Entre las pinturas que se citan en su testamento figuran algunos cuadros de flores, posiblemente de su mano, y en el inventario de 1661 un libro con cuarenta y cuatro estampas de flores, lo que induce a pensar que dedicó parte de su obra a estos temas. En la actualidad se conservan dos floreros que pertenecen a la catedral de Valladolid, otros dos bodegones de flores de propiedad privada y algunos ejemplos en el comercio. Los estudiosos que han tratado la dedicación de Diego Valentín Díaz a este tema han considerado como precedentes, y muestra de su interés por estas representaciones, las flores en jarrones que forman parte del gran lienzo que el artista pintó para el refectorio del convento de Portaceli de Valladolid.

Los primeros ejemplos de floreros llegaron a España desde la escuela flamenca a principios del siglo XVII, especialmente a los círculos cortesanos, y la mayoría realizados por Jan Brueghel (1568-1625). Entre los pintores españoles, el primero que incorporó a los cuadros de bodegones la pintura de flores de forma explícita fue Juan van der Hamen (1596-1631), pero quien generalizó este tipo de representaciones, independizándolas de naturalezas muertas compuestas por alimentos, animales y cacharros fue Juan de Arellano (1614-1676), el más influente artista de la pintura de flores en la Península durante los años centrales del siglo.

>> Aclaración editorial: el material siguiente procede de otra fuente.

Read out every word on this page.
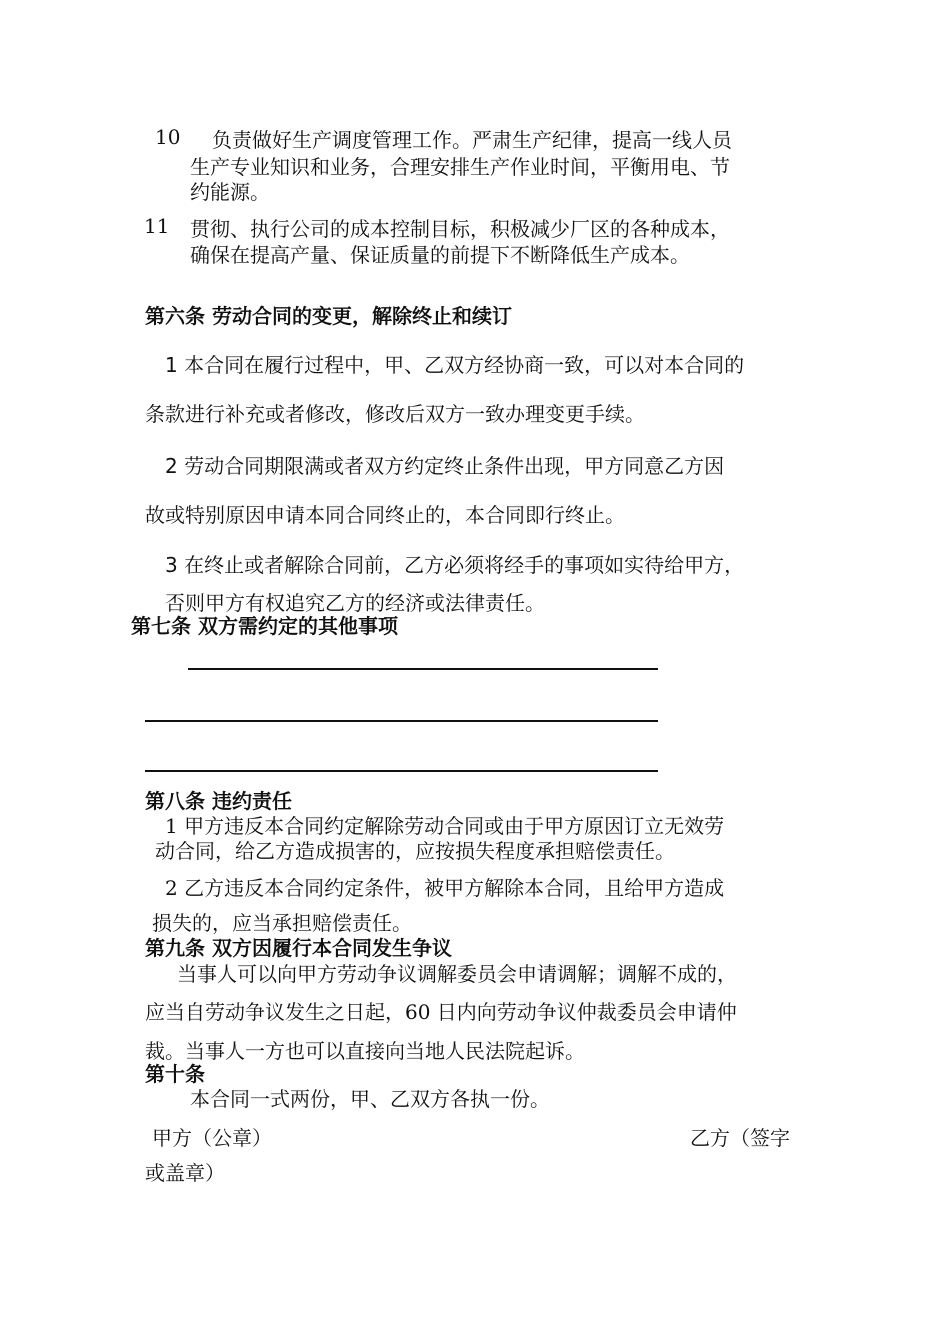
10 负责做好生产调度管理工作。严肃生产纪律，提高一线人员
生产专业知识和业务，合理安排生产作业时间，平衡用电、节
约能源。
11 贯彻、执行公司的成本控制目标，积极减少厂区的各种成本，
确保在提高产量、保证质量的前提下不断降低生产成本。
第六条 劳动合同的变更，解除终止和续订
1 本合同在履行过程中，甲、乙双方经协商一致，可以对本合同的
条款进行补充或者修改，修改后双方一致办理变更手续。
2 劳动合同期限满或者双方约定终止条件出现，甲方同意乙方因
故或特别原因申请本同合同终止的，本合同即行终止。
3 在终止或者解除合同前，乙方必须将经手的事项如实待给甲方，
否则甲方有权追究乙方的经济或法律责任。
第七条 双方需约定的其他事项
第八条 违约责任
1 甲方违反本合同约定解除劳动合同或由于甲方原因订立无效劳
动合同，给乙方造成损害的，应按损失程度承担赔偿责任。
2 乙方违反本合同约定条件，被甲方解除本合同，且给甲方造成
损失的，应当承担赔偿责任。
第九条 双方因履行本合同发生争议
当事人可以向甲方劳动争议调解委员会申请调解；调解不成的，
应当自劳动争议发生之日起，60 日内向劳动争议仲裁委员会申请仲
裁。当事人一方也可以直接向当地人民法院起诉。
第十条
本合同一式两份，甲、乙双方各执一份。
甲方（公章）	乙方（签字
或盖章）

Estos temas, aislados, en parejas –como en esta ocasión–, o en series, estaban destinados al ornato de las viviendas de nobles y gentes acaudaladas, que deseaban embellecer sus residencias con una pintura decorativa, amable y de rico cromatismo, ya que la ornamentación era la principal función de estos cuadros. Díaz, activo en una noble y rica ciudad como Valladolid, que había sido sede de la corte en los primeros años de la centuria, debió de tener una clientela proclive a este tipo de encargos. Aunque en su principal actividad, la de pintor religioso, se mostró conservador y poco evolutivo a la hora de incorporar a su estilo las novedades del lenguaje barroco, en la pintura de flores revela su conocimiento del arte flamenco y de los nuevos géneros impulsados por el gusto de la época.

Estas dos obras tienen una composición muy similar, definida por sendas cestas de mimbre que contienen un conjunto de flores –rosas, tulipanes, iris, jacintos, narcisos…– sobre una mesa. Se ha citado en alguna ocasión que el artista muestra en sus cuadros de flores un estilo delicado y preciso, cualidades que pueden apreciase en el caso de estas dos pinturas, en las que juega con los efectos de luces y sombras para generar efectos espaciales.

La riqueza y variedad del colorido, que destaca sobre un fondo neutro algo oscurecido, y el movimiento de las formas realzan el carácter decorativo de las pinturas, acentuado también por la luminosidad que subraya la zona central de cada ramo. Este interés ornamental supera los modelos más estáticos y convencionales de las primeras décadas del siglo y permite recordar también la influencia de cuadros más decorativos de origen italiano, que Díaz conoció posiblemente a través de estampas, y fechar ambas obras en los años centrales del siglo. Por estos motivos también se puede apuntar la posibilidad de que conociera obras de Arellano, que en la década de los años 50 ya había alcanzado la plenitud de su arte.